Non-Clinical Topics   /   Pharmacy

New Procedures for Navy Pharmacy Save More than $35 Million, Improve Care

By U.S. Medicine

By Annette M. Boyle

Capt. Edward C. Norton, MSC, pharmacy specialty leader for U.S. Navy Bureau of Medicine and Surgery

FALLS CHURCH, VA — After saving $22 million in Phase One, the Navy Pharmacy Financial Improvement Program has expanded from establishing target inventory levels to refining stock levels based on demand and availability — resulting in another $13.5 million in savings.

The Navy spends about $500 million each year on inventory for direct care.

Earlier this year, the program produced a new Standard Operating Procedures manual which codified best clinical practices across all Navy pharmacies and produced additional benefits for pharmacy staff and patients.

“Initially, we asked sites to set inventory levels they thought they needed, and we evaluated how well they moved toward their own goal. After the first year, they gained an understanding of the interplay of inventory levels, finances and patient needs and we saw an additional 29% reduction in inventory,” said Capt. Edward C. Norton, MSC, pharmacy specialty leader for U.S. Navy Bureau of Medicine and Surgery.

Pharmacies in the continental United States now keep less than a 30-day supply of medications on hand, while those overseas maintain an inventory of up to 45 days, to allow for additional shipping time.

“These numbers are averages, as pharmacies will have just a few days on hand for fast moving items and have well in excess of 30 to 45 days of infrequently used but critical life-saving medications,” Norton told U.S. Medicine.

Pharmacies that run short of medications generally can place an order by 4 p.m. and expect it to be shipped the following day. In addition, each pharmacy can receive as many as three drop shipments per month, enabling them to receive drugs and supplies later the same day.

Hospital Corpsman 2nd Class Rachel Cruz-Bowser inventories prescription medicine in the pharmacy at Naval Station Everett Branch Medical Clinic in Everett, WA. The clinic provides health services to military personnel, DOD civilians and their dependents residing near Naval Station Everett. U.S. Navy photo by Mass Communication Specialist 2nd Class Jeffrey Willadsen.

Branding Navy Medicine

The Pharmacy Financial Improvement program proved so effective in managing inventory to meet critical needs while reducing costs that program leadership set their sights on broader processes — standardizing key clinical processes.

The team first reviewed processes at pharmacies across Navy facilities and identified best practices.

“We thought that if all pharmacies followed the best practices, it would improve patient experience and safety,” Norton said. “We have a mobile patient population, and we want to make it as seamless as possible for our people to move between facilities. We’re branding Navy medicine much like McDonald’s.
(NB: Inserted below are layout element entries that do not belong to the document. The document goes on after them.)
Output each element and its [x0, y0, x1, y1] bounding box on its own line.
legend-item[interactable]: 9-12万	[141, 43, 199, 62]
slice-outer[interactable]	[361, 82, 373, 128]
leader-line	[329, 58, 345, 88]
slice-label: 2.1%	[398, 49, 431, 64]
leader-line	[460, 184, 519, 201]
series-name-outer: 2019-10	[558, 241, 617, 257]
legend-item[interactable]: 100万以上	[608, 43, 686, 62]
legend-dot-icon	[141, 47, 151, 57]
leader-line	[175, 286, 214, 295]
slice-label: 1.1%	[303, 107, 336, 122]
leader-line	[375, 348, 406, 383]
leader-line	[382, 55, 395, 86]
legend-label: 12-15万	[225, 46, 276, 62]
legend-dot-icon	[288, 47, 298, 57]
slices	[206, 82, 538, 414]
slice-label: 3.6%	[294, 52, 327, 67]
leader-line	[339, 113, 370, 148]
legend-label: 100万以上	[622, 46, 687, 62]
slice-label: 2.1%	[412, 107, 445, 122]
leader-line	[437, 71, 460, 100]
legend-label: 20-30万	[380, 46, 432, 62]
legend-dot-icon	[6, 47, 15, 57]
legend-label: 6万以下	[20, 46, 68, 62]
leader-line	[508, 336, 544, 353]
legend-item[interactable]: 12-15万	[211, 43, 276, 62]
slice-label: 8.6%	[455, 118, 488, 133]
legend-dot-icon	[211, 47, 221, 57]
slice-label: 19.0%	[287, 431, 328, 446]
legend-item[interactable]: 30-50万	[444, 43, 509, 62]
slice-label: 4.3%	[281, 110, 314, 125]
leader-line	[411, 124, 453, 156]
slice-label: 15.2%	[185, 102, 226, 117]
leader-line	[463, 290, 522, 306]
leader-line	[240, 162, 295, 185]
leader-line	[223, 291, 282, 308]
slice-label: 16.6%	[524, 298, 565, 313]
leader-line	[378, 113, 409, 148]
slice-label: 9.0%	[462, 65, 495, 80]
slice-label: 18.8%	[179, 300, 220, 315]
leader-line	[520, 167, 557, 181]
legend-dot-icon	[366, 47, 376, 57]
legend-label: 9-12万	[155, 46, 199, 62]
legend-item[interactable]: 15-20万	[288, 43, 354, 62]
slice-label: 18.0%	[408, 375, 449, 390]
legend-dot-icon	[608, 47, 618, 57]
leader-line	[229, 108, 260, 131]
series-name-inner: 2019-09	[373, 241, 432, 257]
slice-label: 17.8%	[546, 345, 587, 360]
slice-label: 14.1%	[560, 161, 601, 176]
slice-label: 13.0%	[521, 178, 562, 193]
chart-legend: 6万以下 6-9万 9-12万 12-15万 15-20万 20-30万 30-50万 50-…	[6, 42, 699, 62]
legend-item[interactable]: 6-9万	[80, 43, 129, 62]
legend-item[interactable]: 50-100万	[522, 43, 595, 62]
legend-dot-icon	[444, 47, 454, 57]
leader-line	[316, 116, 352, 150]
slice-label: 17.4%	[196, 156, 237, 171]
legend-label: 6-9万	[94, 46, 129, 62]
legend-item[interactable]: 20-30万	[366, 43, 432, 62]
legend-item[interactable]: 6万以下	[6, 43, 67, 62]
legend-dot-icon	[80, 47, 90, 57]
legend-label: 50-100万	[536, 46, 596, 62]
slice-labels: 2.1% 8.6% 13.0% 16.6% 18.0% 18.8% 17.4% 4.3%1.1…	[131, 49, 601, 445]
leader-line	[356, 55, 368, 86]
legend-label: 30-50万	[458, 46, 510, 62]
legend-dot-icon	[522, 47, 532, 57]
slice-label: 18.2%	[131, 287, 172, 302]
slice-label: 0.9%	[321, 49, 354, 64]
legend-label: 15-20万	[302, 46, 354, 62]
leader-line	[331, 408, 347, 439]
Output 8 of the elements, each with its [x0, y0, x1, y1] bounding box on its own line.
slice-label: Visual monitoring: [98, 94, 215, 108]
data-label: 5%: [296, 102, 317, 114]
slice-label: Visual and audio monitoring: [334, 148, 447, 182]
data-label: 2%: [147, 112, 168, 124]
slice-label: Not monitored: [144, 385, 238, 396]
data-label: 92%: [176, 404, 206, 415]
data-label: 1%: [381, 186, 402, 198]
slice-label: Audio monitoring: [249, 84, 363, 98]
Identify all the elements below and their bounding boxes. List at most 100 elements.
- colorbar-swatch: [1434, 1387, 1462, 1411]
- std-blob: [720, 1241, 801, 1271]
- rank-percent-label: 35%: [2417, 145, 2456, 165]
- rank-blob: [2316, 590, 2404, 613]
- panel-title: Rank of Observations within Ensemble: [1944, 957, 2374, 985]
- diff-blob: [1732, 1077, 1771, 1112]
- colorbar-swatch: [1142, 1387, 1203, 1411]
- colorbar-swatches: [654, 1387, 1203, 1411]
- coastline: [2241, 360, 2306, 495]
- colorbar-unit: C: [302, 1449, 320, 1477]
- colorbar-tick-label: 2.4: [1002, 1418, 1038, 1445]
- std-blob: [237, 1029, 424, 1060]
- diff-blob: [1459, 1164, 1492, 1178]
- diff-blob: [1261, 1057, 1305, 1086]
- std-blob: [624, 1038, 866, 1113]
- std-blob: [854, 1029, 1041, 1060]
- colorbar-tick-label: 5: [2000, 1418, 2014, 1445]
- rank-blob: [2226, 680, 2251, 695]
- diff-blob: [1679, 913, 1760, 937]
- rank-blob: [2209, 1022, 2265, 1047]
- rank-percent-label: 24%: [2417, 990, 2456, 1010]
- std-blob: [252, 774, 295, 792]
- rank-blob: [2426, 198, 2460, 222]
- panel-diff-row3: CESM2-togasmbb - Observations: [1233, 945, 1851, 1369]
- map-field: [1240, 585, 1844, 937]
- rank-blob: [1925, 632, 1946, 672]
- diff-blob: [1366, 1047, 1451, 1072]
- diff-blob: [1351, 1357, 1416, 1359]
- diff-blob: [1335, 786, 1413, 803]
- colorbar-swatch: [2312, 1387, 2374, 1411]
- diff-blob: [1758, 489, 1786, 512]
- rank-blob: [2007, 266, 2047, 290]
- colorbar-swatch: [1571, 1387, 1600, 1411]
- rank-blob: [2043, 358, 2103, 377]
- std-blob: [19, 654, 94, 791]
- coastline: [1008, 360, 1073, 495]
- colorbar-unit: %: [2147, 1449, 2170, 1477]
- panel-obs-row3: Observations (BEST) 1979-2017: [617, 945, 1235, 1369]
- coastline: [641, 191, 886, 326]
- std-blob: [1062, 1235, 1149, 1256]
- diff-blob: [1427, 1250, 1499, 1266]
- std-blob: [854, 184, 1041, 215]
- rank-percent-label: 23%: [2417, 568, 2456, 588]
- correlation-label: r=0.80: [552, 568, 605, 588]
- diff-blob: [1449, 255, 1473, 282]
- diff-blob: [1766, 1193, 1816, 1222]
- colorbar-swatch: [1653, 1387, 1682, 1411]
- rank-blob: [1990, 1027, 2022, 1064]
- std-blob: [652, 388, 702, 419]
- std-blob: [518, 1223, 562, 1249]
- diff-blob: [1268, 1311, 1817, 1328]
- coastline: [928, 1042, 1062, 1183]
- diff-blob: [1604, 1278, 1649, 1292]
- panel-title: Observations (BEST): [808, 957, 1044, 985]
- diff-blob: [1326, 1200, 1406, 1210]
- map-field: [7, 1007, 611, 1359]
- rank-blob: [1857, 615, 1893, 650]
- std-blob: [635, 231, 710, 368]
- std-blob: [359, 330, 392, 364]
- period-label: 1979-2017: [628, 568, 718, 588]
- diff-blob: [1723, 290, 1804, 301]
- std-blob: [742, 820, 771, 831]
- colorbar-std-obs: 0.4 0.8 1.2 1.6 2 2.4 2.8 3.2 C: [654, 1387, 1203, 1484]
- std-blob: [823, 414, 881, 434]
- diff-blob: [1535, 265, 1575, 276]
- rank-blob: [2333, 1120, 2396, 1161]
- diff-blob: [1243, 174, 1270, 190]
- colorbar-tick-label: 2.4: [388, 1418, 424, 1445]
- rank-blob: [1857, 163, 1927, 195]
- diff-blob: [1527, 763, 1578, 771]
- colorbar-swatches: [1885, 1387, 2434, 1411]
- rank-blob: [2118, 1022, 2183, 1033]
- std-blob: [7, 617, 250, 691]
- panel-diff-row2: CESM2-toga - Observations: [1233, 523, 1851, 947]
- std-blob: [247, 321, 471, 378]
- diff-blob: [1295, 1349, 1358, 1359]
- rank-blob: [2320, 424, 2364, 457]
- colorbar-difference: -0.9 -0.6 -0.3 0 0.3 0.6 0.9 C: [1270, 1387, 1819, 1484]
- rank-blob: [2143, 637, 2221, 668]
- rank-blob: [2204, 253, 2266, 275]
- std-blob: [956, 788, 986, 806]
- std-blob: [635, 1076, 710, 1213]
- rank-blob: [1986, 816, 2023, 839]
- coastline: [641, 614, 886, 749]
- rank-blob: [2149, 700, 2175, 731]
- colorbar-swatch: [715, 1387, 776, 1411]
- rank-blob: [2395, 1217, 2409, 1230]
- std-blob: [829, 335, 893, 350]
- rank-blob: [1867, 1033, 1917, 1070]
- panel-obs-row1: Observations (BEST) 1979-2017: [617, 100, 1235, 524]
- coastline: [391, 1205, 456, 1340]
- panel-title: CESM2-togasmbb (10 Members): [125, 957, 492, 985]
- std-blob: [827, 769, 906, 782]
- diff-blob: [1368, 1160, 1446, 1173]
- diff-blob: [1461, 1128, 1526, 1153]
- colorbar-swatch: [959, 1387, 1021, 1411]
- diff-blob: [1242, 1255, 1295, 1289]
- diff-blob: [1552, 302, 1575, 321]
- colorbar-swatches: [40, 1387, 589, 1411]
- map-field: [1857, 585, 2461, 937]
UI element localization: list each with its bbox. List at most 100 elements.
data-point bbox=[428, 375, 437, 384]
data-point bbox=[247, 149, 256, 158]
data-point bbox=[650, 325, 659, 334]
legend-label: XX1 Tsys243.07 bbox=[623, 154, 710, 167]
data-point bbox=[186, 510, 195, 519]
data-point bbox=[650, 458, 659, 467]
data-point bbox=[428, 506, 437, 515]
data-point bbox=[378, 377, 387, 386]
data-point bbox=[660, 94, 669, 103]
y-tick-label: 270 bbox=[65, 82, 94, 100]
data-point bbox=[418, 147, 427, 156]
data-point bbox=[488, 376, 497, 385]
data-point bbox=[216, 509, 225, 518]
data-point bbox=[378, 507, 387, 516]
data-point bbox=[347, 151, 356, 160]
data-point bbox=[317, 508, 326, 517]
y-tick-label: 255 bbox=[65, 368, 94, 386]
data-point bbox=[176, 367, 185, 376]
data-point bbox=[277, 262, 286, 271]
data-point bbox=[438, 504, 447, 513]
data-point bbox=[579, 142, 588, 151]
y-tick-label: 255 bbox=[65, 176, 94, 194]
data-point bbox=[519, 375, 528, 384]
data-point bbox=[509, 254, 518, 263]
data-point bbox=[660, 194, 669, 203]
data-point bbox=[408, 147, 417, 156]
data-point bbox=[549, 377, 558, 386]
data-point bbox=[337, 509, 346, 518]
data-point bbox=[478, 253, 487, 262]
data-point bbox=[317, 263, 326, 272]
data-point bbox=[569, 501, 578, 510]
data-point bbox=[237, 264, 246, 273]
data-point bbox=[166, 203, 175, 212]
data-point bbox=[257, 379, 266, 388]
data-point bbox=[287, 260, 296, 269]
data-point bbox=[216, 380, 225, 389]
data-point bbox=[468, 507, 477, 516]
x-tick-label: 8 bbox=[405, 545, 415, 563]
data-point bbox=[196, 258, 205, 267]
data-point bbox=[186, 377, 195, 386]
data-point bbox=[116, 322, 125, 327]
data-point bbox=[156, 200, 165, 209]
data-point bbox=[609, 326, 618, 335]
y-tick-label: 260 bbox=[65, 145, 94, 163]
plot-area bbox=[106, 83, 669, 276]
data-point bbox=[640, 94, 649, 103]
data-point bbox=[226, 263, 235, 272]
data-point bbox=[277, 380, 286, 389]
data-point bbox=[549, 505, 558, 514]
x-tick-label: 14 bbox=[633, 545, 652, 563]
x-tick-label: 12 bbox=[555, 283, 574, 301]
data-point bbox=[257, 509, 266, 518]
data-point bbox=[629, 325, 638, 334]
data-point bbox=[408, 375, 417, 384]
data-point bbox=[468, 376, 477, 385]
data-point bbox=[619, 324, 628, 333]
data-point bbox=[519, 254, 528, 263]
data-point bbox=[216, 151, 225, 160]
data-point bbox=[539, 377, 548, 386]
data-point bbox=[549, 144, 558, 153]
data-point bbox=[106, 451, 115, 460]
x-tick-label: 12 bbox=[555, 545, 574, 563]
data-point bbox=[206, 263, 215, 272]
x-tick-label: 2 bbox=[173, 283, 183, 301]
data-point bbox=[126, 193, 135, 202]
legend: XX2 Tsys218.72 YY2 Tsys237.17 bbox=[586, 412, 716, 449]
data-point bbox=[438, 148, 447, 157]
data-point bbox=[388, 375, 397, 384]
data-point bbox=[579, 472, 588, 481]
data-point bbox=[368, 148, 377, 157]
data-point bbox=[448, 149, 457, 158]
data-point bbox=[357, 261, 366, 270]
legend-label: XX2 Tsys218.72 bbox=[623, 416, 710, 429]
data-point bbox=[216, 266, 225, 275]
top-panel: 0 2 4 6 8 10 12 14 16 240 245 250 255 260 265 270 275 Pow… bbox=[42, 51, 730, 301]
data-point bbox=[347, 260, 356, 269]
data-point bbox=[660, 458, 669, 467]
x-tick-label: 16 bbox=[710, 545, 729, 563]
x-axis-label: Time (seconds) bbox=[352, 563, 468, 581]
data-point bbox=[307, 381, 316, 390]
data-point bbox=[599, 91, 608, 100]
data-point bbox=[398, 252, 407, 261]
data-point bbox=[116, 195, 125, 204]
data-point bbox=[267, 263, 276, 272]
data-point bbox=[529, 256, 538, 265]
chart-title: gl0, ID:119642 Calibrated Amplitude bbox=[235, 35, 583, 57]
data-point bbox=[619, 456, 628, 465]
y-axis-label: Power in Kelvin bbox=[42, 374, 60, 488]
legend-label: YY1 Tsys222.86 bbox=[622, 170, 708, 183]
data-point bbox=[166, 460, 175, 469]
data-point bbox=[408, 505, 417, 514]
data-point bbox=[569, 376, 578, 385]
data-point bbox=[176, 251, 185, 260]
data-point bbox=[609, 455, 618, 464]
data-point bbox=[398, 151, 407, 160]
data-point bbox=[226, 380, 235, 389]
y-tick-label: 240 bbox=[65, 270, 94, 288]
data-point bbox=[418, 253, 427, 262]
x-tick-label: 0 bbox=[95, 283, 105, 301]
It’s about creating expectations of experience.”

Previously, Navy policy stated that “Navy pharmacies may transfer prescriptions from other sites,” but some chose not to, said Norton. So if, for example, a patient moved from California to Maryland, the California pharmacy might have said there was no problem with transferring prescriptions, yet the patient might arrive in Maryland to find that the pharmacy there did not accept transfers. The new standards mandate that all pharmacies accept prescription transfers.

Patients also might have encountered difficulty picking up prescriptions because of differences in how pharmacists used the DRX [dispensing] system.

“Some pharmacists saw the system as an administrative program and checked as completed when the prescription was filled, not when it was picked up. If the patient actually went elsewhere to pick up the medications, the system would show that they were already dispensed and the patient couldn’t get them,” Norton noted. The SOP clarified when the record should be marked as complete, giving patients more options for pick-up.